Regierungsstreit Das Rentenpaket wird kommen - oder aber die GroKo zerbricht

Nun also auch Julia Klöckner. In der Debatte um das milliardenteure Rentenpaket ist zwar eigentlich jeder Punkt erörtert, jedes Argument ausgetauscht und alle Probleme sind hinreichend erörtert – aber eben noch nicht von allen.

Schatten Quelle: dpa

Also reiht sich die rheinland-pfälzische CDU-Vizechefin in die bereits stattliche Kauder-Fuchs-Linnemann-Lauk-von Stetten-Kritikerriege der Union ein, um ebenfalls erschrocken festzustellen, dass – erstens: die im Koalitionsvertrag vereinbarte Rente ab 63 extrem problematisch ist, und – zweitens: dass die SPD auch noch die Frechheit besitzt, den für sie sehr vorteilhaft ausgehandelten Vertrag umsetzen. Eins zu eins! Ist denn das zu fassen?

Bei so viel kalt kalkulierter Empörung fällt es schwer, die Fassung zu wahren. Denn die grundlegend fatale Konstruktion des ganzen Rentenpakets kann die große Koalition jetzt nicht mehr korrigieren – oder nur um den Preis ihres Zerbrechens. Dazu wird es nicht kommen. Das ganze Kritik-Bohei ist Gedonner, dem wohl noch kleine Korrekturen des Gesetzes folgen werden. Mehr dann aber auch nicht.

Ob also derzeit 50, 55 oder gar 64 Unions-Abgeordnete gegen das Vorhaben in seiner gegenwärtigen Fassung stimmen wollen, ist deshalb unerheblich. Mit der Mütterrente (systemwidrig finanziert)  und der Rente ab 63 (demografisch kontraproduktiv) haben sich Union und SPD mit ihren jeweils zweifelhaften Wunschprojekten zu einer Schicksalsgemeinschaft zusammengeschlossen.
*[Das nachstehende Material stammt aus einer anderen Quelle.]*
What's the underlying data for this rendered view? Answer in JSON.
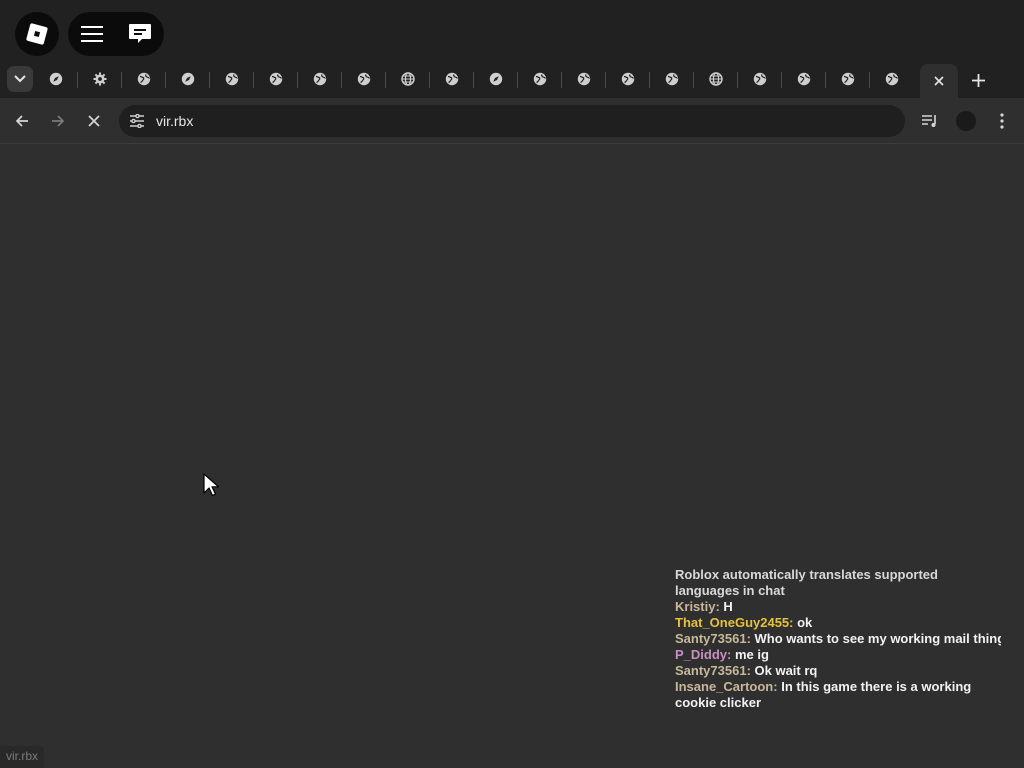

Also auch vollkommen unabhängig davon, ob die Maßnahmen im Bundestag zusammen oder getrennt verabschiedet werden sollten: Würde der Fraktions-Protest eine Gesetzesmehrheit ernsthaft gefährden, wird damit stets auch die Gefolgschaft für das eigene Lieblingsprojekt riskiert. Glaubt jemand ernsthaft, dass die SPD auf ihren Bonbon verzichtet und den der Schwarzen durchwinkt? Oder anders herum? Eben.

Die Prognose ist ganz simpel: Die Koalition wird liefern, allen Warnungen und horrender Kosten zum Trotz. Sollte der Wirtschaftsflügel der Union am Ende wirklich rebellieren, kann er das gerne tun. Angesichts einer gewaltigen Regierungsmehrheit darf schließlich jeder Kritiker persönlich standhaft bleiben, ohne die Regierung nur im Mindesten gefährden. Wie praktisch! Diese riesen-große Koalition blendet mit ihrer Macht den inneren Widerstand einfach weg wie lästigen Lärm. Nochmal praktisch.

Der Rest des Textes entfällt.